Muy luego llegamos a la ciudad de Tekax, que es una de las cinco poblaciones que en Yucatán tienen el título de ciudad, y confieso que al entrar en ésta experimenté cierta emoción. Nuestro viaje en todo Yucatán había sido tan tranquilo, tan exento de peligros o interrupciones de ninguna clase, que todo eso me parecía extraordinario después de lo que había experimentado en mis viajes por Centroamérica. Yucatán estaba en completa escisión de México, y habíamos oído hablar algo relativo a ciertas maquinaciones de arreglo; pero en esto no había ocurrido tumulto, confusión, ni mucho menos derramamiento de sangre. Sólo Tekax había perturbado la tranquilidad general, y, mientras que todo el país permanecía inalterable, esta ciudad del interior había hecho de su cuenta y riesgo una pequeña revolución, a beneficio de quien en ello tenía interés. Según lo que yo oí decir acerca de este incidente, la tal revolución fue promovida por tres patriotas, cuyos nombres se me han extraviado por desgracia. Estos individuos pertenecían al partido llamado de los independientes, que querían se declarase la independencia de México. El resultado de las elecciones locales les había sido contrario y tomaron posesión de sus oficios los alcaldes del bando opuesto. Entretanto unos comisionados de Santa Anna habían llegado a Yucatán a negociar con su gobierno, instándole que no se hiciese una declaración abierta de independencia, sino que se continuase quietamente con el estado que guardaban las cosas hasta que se arreglasen las dificultades de México, y que entonces se escucharían las quejas y repararían todos los agravios.

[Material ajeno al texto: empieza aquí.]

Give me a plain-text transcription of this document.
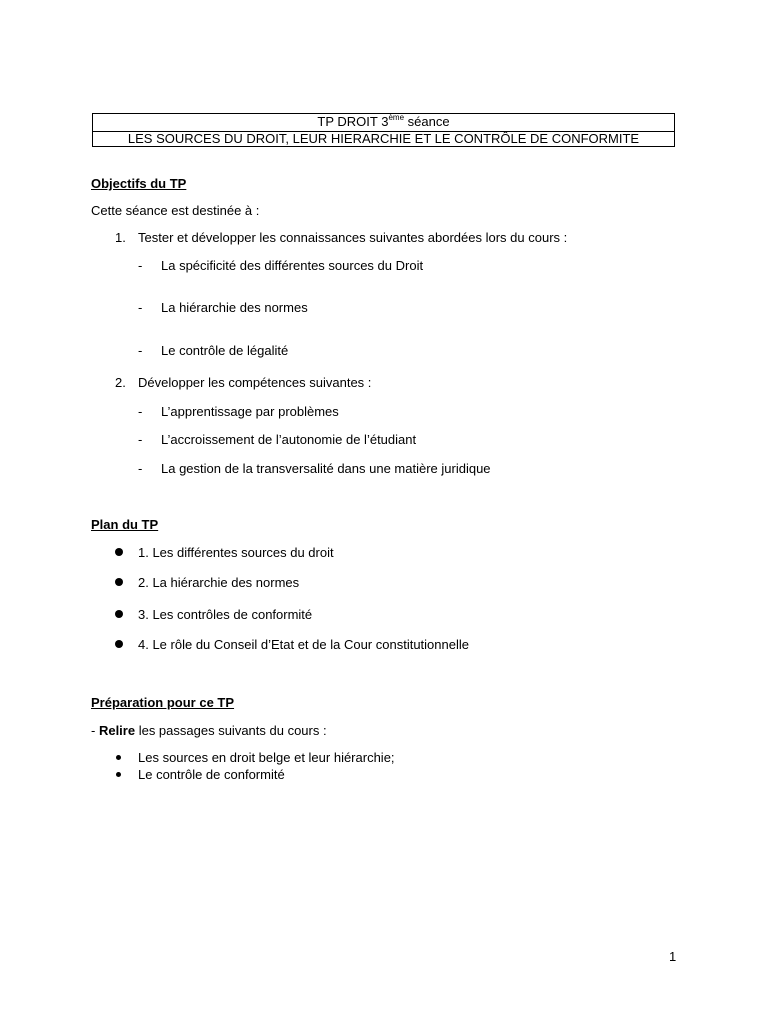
TP DROIT 3ème séance
LES SOURCES DU DROIT, LEUR HIERARCHIE ET LE CONTRÔLE DE CONFORMITE
Objectifs du TP
Cette séance est destinée à :
1. Tester et développer les connaissances suivantes abordées lors du cours :
- La spécificité des différentes sources du Droit
- La hiérarchie des normes
- Le contrôle de légalité
2. Développer les compétences suivantes :
- L’apprentissage par problèmes
- L’accroissement de l’autonomie de l’étudiant
- La gestion de la transversalité dans une matière juridique
Plan du TP
1. Les différentes sources du droit
2. La hiérarchie des normes
3. Les contrôles de conformité
4. Le rôle du Conseil d’Etat et de la Cour constitutionnelle
Préparation pour ce TP
- Relire les passages suivants du cours :
Les sources en droit belge et leur hiérarchie;
Le contrôle de conformité
1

Temerosos de la influencia que podían ejercer estos comisionados, los tres patriotas de Tekax resolvieron dar el grito de libertad, se dirigieron a los ranchos de la sierra, reclutaron una partida de indios desnudos a quienes armaron de machetes, de escopetas viejas y de aquellas armas primitivas con que David derribó al gigante Goliath, cayeron sobre Tekax y, con terrible alarma de las mujeres y los muchachos, tomaron posesión de la plaza, colgaron la figura de Santa Anna, la apedrearon, la fusilaron, la quemaron y gritaron "Viva la independencia". Pero poquísimos de entre ellos habían oído hablar nunca de Santa Anna, lo cual no era una razón para no apedrearle y quemar su efigie. No conocían una palabra de las relaciones entre México y Yucatán, y con su grito de independencia no querían significar otro deseo que el de que se les librase de las contribuciones al gobierno y de sus deudas a los amos. Poco prácticos en las revoluciones, lo que hicieron fue deponer a los nuevos alcaldes, echar derramas sobre sus adversarios y fulminar la formidable amenaza de que marcharían trescientos hombres a la capital a obligarla a que hiciese la declaración de independencia. La noticia de todos estos movimientos llegó inmediatamente a Mérida, y las más temibles amenazas de guerra se cruzaron entre las dos ciudades. Cada una de ellas esperaba que la otra hiciese la primera demostración; pero al fin la capital se determinó a enviar una división, que llegó a Ticul precisamente un día después de mi última salida de allí, mientras el Dr.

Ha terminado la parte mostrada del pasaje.